Sunday, May 8, 2011

Robert E. Howard Days

REH Bedroom
I’m going to break ranks a little with the old guard and admit that, although I respect his work and creations, Robert E. Howard is not my “go to” literary figure for swords & sorcery and high adventure (Leiber likely holds that title for me). Nevertheless, when I come across something such as this, I cannot help but wish that I was not roughly two thousand miles away from Cross Plains, Texas.

Robert E. Howard Days is a wonderful yearly get-together of fans, scholars and friends, all gathered to celebrate the life and work of Ol’ Two-Gun Bob Howard, a true Texas and American original. It’s an open-air-under-the-Texas-sun informal meeting of folks from all over honoring the Legacy of Robert E. Howard with fellowship and friendly conversation, and you can do so on the very ground where he walked and wrote his wonderful works.

[from the website]

Between the North Texas RPG Convention on June 2nd-5th and then Robert E. Howard Days on June 10th and 11th, Texas is the state (of both geography and mind) to be in for June. Anyone care to subsidize a Yankee blogger looking to head for the wide-open plains this summer?

6 comments:

Joe Bardales said...

I'm in the Fritz Leiber camp as well.

Bree Yark! said...

For me, there is Robert E. Howard, and then there's everybody else. =)

I'm flying to Texas in June, and I'm really looking forward to attending NTRPGCon. I'll still be there during the Howard Days, but unfortunately no where near Cross Plains. Texas is a HUGE state.

Badmike said...

What is sad is that I'm a huge Howard fan, lifelong Texan and live three hours away and I've never been to either Howard Days or REH's house (which was almost destroyed in wild fires that consumed parts of Crossplains several years ago). This is really a long overdue trip for me.

Chris Kutalik said...

When I was in college I had a good friend whose family owned a cattle ranch right between Cross Plains and Brownwood (where REH is buried). We spent a lot of time there in those days and you can't help but feel how the land infused his writings, it has a raw feel to this day.

Jason Zavoda said...

That's his bedroom I take it. Spartan is definitely the word. Those old manual typewriters were a pain in the ass but they made a satisfying click-clack when they where working right and the little bell when you hit the end of the line, the zip when you pulled them back and when you pulled the sheet free. You also had a page of manuscript when you were done, typos, misspellings and awful prose ready to be pen or penciled out or noted. All in all a much more rewarding experience then typing on a keyboard with spell check and random thoughts consigned to the internet void.

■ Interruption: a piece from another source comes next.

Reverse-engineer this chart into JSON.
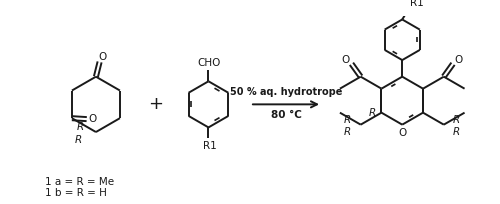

Howard and Leiber are two very different fish. Howard was young enough that his stories were improving, and Leiber's work appealed to me less and less toward the end.

Howard wrote a huge amount of material and had most of his fragments expanded by other authors. You may want to check a Howard chronology and sample some of his last writings. It is also possible that what you might think of as a Howard story is really a Howard fragment. I mention this because I was guilty of that at first when reading the De Camp/ Carter expansions of Howard fragments.

Northtex and a Howard convetion, sounds like a hell of a combination.

Taranaich said...

Nothing wrong with favouring Leiber over Howard, plenty do. I'm not one of them, but eh, at least we can recognize that they're both awesome. Hopefully you'll get to Cross Plains someday.